Помнишь, как в старших классах все девчонки сходили с ума по сердцеедам из "Американской Эстрады" вроде Бобби Риделла, Томми Сэндза или по The Everly Brothers. Знаешь что, Элис? Они ничем не отличаются от Джимми Бэскомба или Билли Хейза или любого другого парня из Сидар-Рапидз. Ну, ладно, может быть, они богаче и симпатичнее, но они точно так же плачут, и у них точно так же идёт кровь из ран, как у всех.
Совсем недавно я видела, как богатый человек плакал и истекал кровью, а ещё я видела, как знаменитость не могла говорить от страха. И знаешь, кого она боялась? Чарли. Маленького, уродливого, тщедушного Чарли, в котором едва ли было больше пяти футов росту. Бога.

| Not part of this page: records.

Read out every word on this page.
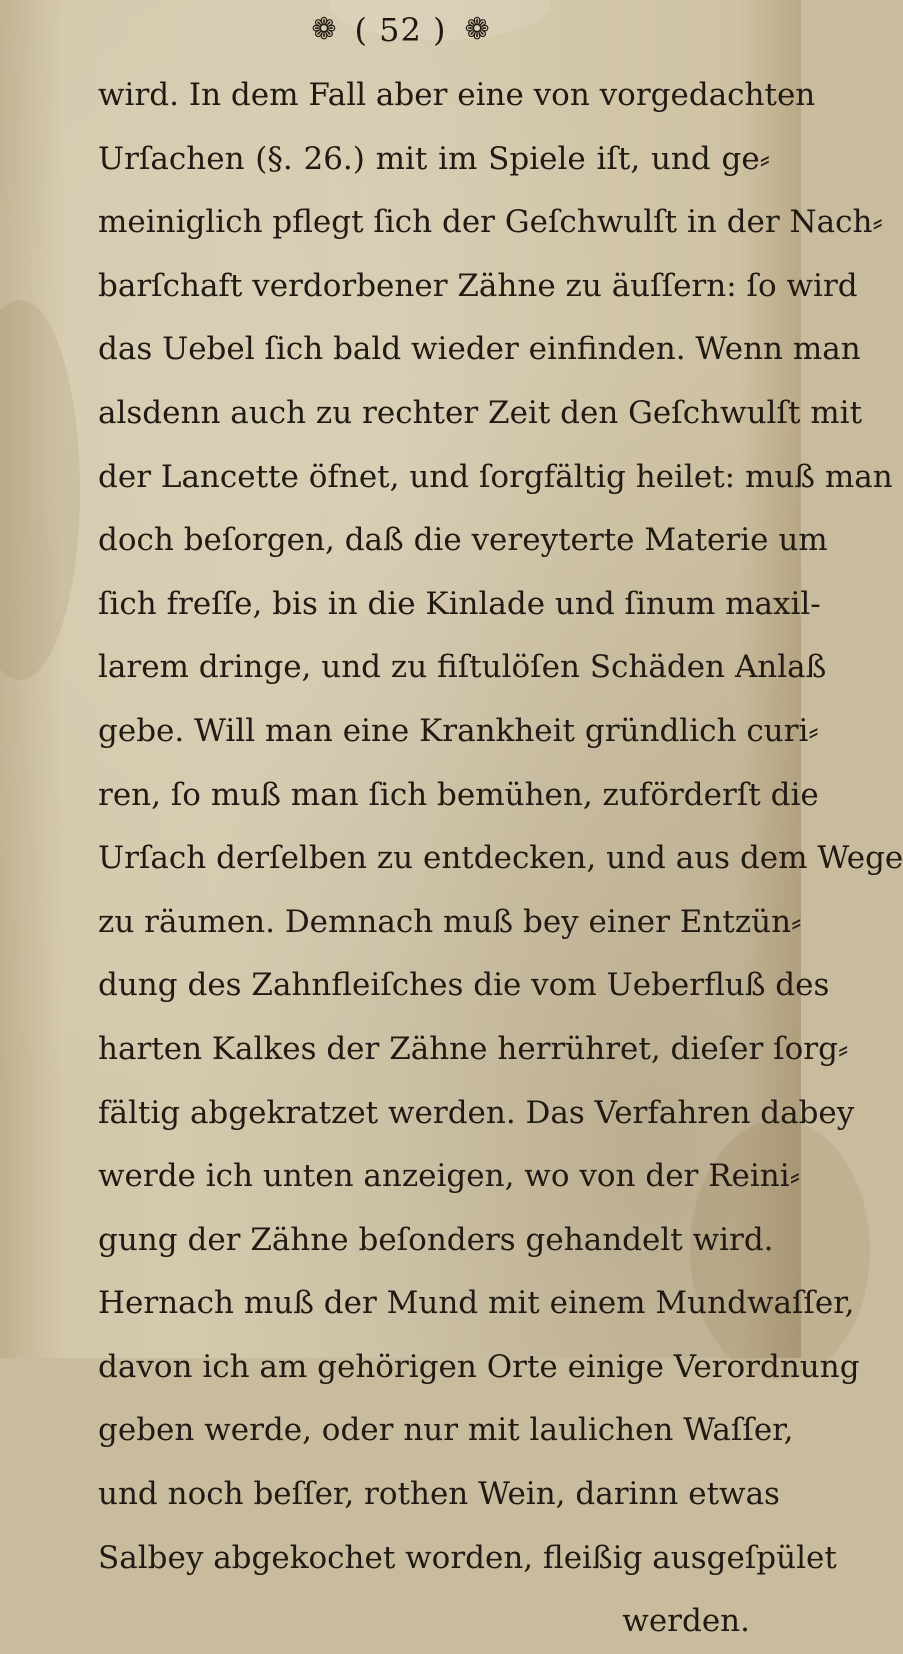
❁ ( 52 ) ❁
wird. In dem Fall aber eine von vorgedachten
Urſachen (§. 26.) mit im Spiele iſt, und ge⸗
meiniglich pflegt ſich der Geſchwulſt in der Nach⸗
barſchaft verdorbener Zähne zu äuſſern: ſo wird
das Uebel ſich bald wieder einfinden. Wenn man
alsdenn auch zu rechter Zeit den Geſchwulſt mit
der Lancette öfnet, und ſorgfältig heilet: muß man
doch beſorgen, daß die vereyterte Materie um
ſich freſſe, bis in die Kinlade und ſinum maxil-
larem dringe, und zu fiſtulöſen Schäden Anlaß
gebe. Will man eine Krankheit gründlich curi⸗
ren, ſo muß man ſich bemühen, zuförderſt die
Urſach derſelben zu entdecken, und aus dem Wege
zu räumen. Demnach muß bey einer Entzün⸗
dung des Zahnfleiſches die vom Ueberfluß des
harten Kalkes der Zähne herrühret, dieſer ſorg⸗
fältig abgekratzet werden. Das Verfahren dabey
werde ich unten anzeigen, wo von der Reini⸗
gung der Zähne beſonders gehandelt wird.
Hernach muß der Mund mit einem Mundwaſſer,
davon ich am gehörigen Orte einige Verordnung
geben werde, oder nur mit laulichen Waſſer,
und noch beſſer, rothen Wein, darinn etwas
Salbey abgekochet worden, fleißig ausgeſpület
werden.
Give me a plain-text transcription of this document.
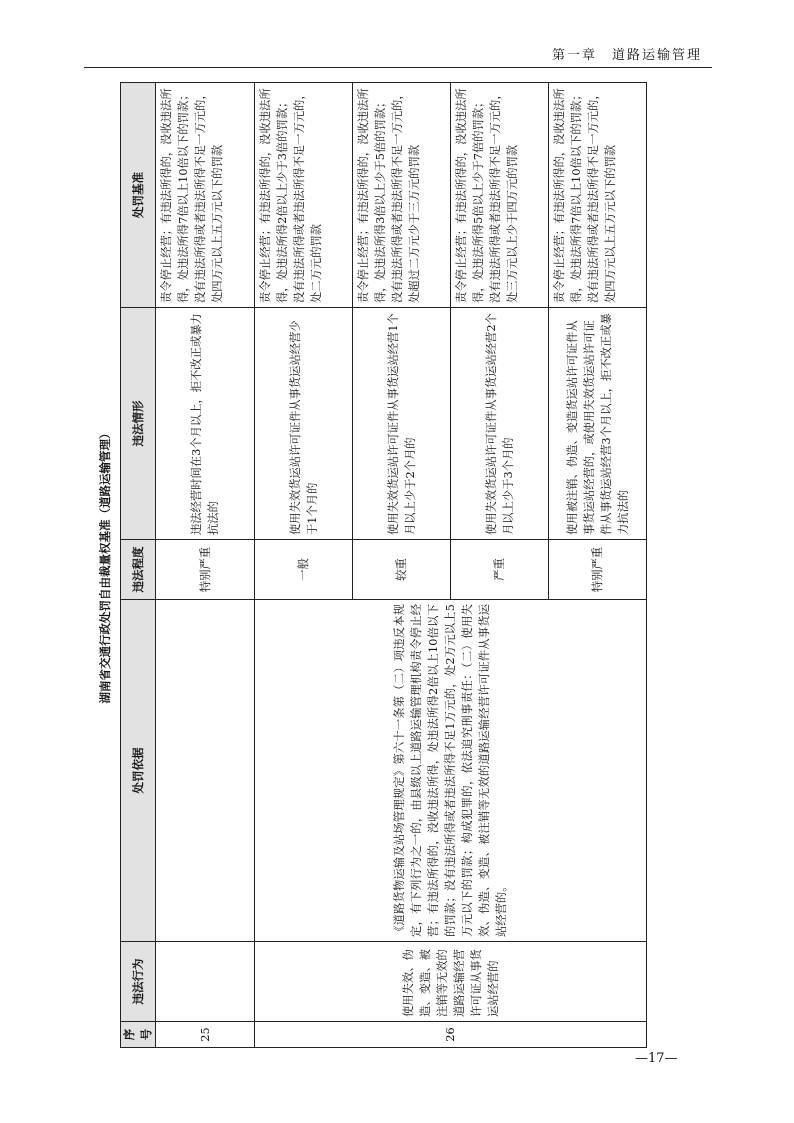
第一章　道路运输管理
湖南省交通行政处罚自由裁量权基准（道路运输管理）
序号	违法行为	处罚依据	违法程度	违法情形	处罚基准
25			特别严重	违法经营时间在3个月以上，拒不改正或暴力抗法的	责令停止经营；有违法所得的，没收违法所得，处违法所得7倍以上10倍以下的罚款；没有违法所得或者违法所得不足一万元的，处四万元以上五万元以下的罚款
26	使用失效、伪造、变造、被注销等无效的道路运输经营许可证从事货运站经营的	《道路货物运输及站场管理规定》第六十一条第（二）项违反本规定，有下列行为之一的，由县级以上道路运输管理机构责令停止经营；有违法所得的，没收违法所得，处违法所得2倍以上10倍以下的罚款；没有违法所得或者违法所得不足1万元的，处2万元以上5万元以下的罚款；构成犯罪的，依法追究刑事责任：（二）使用失效、伪造、变造、被注销等无效的道路运输经营许可证件从事货运站经营的。	一般	使用失效货运站许可证件从事货运站经营少于1个月的	责令停止经营；有违法所得的，没收违法所得，处违法所得2倍以上少于3倍的罚款；没有违法所得或者违法所得不足一万元的，处二万元的罚款
			较重	使用失效货运站许可证件从事货运站经营1个月以上少于2个月的	责令停止经营；有违法所得的，没收违法所得，处违法所得3倍以上少于5倍的罚款；没有违法所得或者违法所得不足一万元的，处超过二万元少于三万元的罚款
			严重	使用失效货运站许可证件从事货运站经营2个月以上少于3个月的	责令停止经营；有违法所得的，没收违法所得，处违法所得5倍以上少于7倍的罚款；没有违法所得或者违法所得不足一万元的，处三万元以上少于四万元的罚款
			特别严重	使用被注销、伪造、变造货运站许可证件从事货运站经营的，或使用失效货运站许可证件从事货运站经营3个月以上，拒不改正或暴力抗法的	责令停止经营；有违法所得的，没收违法所得，处违法所得7倍以上10倍以下的罚款；没有违法所得或者违法所得不足一万元的，处四万元以上五万元以下的罚款
—17—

Итак, самые важные четыре пункта:
1. Мы собираемся изменить мир.
2. Чарли - Бог.
3. Известные люди тоже плачут, и из ран у них идёт кровь.
4. Секс - это хорошо. Чем больше секса - тем лучше.
Однажды в июле Чарли отвёз меня в Голливуд и оставил на углу улицы. Он велел мне заработать денег. Он одел меня как школьницу: белая накрахмаленная блузка, мини-юбка из шотландки, подростковые чулки и ботинки Mary Jane. За полтора часа я заработала 450 долларов.
Как стемнело, я на попутках решила добраться до ранчо Спана, где мы тогда жили. Я ехала на пяти машинах и заработала ещё 300 долларов. Знаешь, Элис, как смешно введут себя мужчины, если сказать им, что ты хочешь показать им свою грудь или попу. Когда я ехала на последней машине, я задрала юбку, и шофёр ласкал меня, а мы мчались по автостраде Вентура со скоростью восемьдесят миль в час. Когда я вышла, ОН заплатил МНЕ пятьдесят баксов. Запомни это.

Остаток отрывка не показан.